By the Shore explores the dramatic beauty of Long Island's glacial erratics—rocks transported to this area and deposited some 20,000 years ago by the Late Wisconsin glacier. This glacier, estimated to have been over 1,000 feet thick, gouged out vast amounts of boulders, cobbles, pebbles, and soil from an area approximately 10 miles north of where Long Island now lies. As the glacier retreated it deposited this till in two spines of glacial moraine and a large sandy outwash plain, creating Long Island and Long Island Sound. Reflecting their journeys, erratics take their name from the Latin word "errare", to wander.

This ongoing portfolio concentrates on glacial erratic boulders that are visible on Long Island's shorelines: in the waters, on the beaches, and amidst the bluffs. As the bluffs erode, boulders and rocks continue to tumble down to the beaches—evidence that the cataclysmic changes brought about by the glacier continue to unfold to this day. The connection between these shoreline erratics and the water reinforces the notion of glaciers as rivers of ice that flow in response to gravity.

Reflecting the geology of their origins, these boulders are composed of an array of mostly granite, granite gneiss, and basalt. A coarse grain igneous rock, granite's large range of colors—predominantly pink, grey, and white—derive from its primary components of quartz and feldspar while its characteristic shiny black flecks are due to the inclusion of smaller amounts of mica. Granite gneiss is formed from granite by high pressure and temperatures that reduce the grain, usually leaving behind alternating layers of light and dark bands. Basalt is a fine grain igneous rock, usually grey or black, which is formed by the rapid cooling of lava flow. The array of colors and patterns present in the boulders is altered in many cases by the presence of lichen—complex, symbiotic organisms made up of algae or bacteria and fungi. Lichens in the high and low tide marks are black; whereas, lichens just above high tide marks are often gray, brown or yellow. These organisms grow very slowly and scientists estimate that some of the largest lichens on erratics could be thousands of years old.
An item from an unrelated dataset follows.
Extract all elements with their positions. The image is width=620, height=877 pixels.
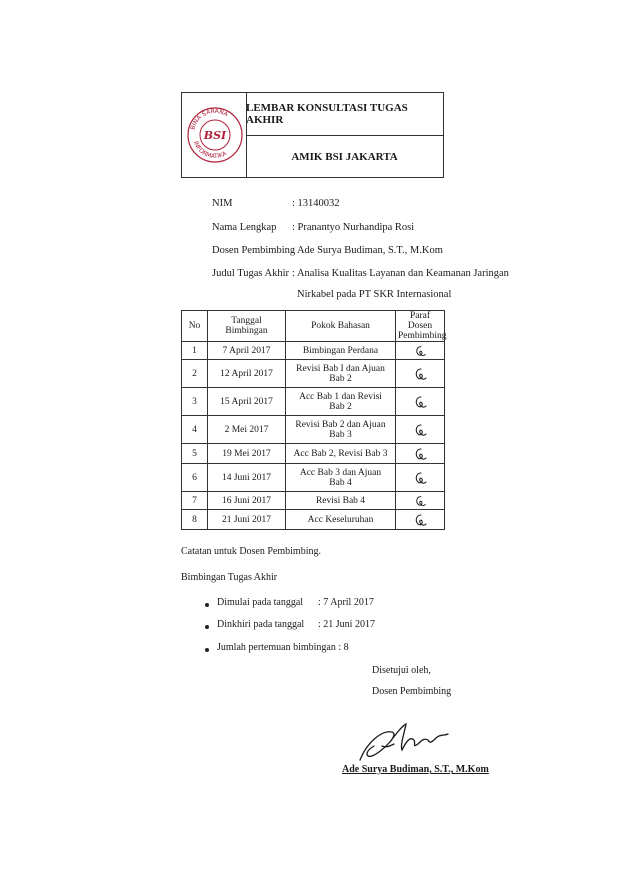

While the diversity in their composition is a testament to their origins, the varying sizes and shapes of these boulders speak to the journeys they have taken to get here. Rounded erratics were formed by traveling great distances; whereas, more angular ones have traveled less far. Occasionally, a slab-like shape reminiscent of a table or block of wood will appear. Pyramid-shaped erratics are rare on the East Coast, appearing far more frequently on the West Coast. Boulder trains consist of a pattern of many rocks and can indicate the direction along which they were transported. In some cases a gigantic boulder was broken up over the course of its journey and came to rest surrounded by smaller remnants of the same rock. Some boulders have striations: straight ones caused by rock fragments frozen to the bottom of a moving glacier as it scraped across the earth and curved ones shaped by water trapped under great pressure at a glacier's base. Boulders which ended their journeys in water or tidal areas are often worn quite smooth.
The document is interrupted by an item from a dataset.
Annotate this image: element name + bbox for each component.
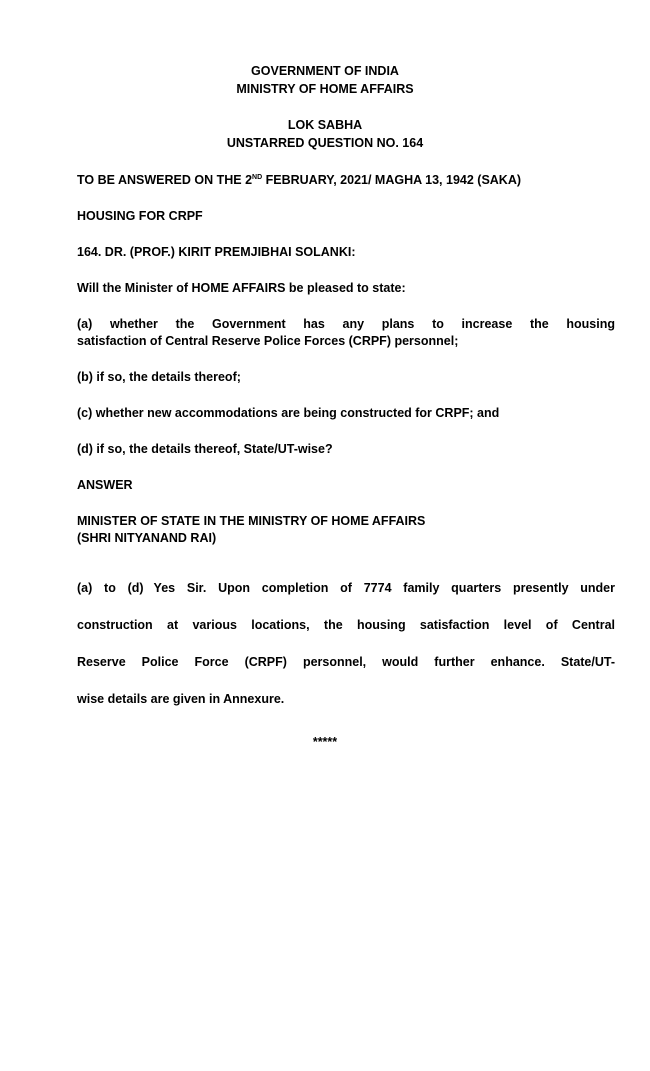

The above description summarizes some of the science behind the glacial erratics' composition, form, and transport. The glacial erratics themselves serve as a dramatic and enduring testament to the immense geological forces that created Long Island, its beaches, and its sound. Presented in black and white these images seek to abstract and distill our scientific understanding of glacial erratics in order to foster a more reverential appreciation for these forces of Nature.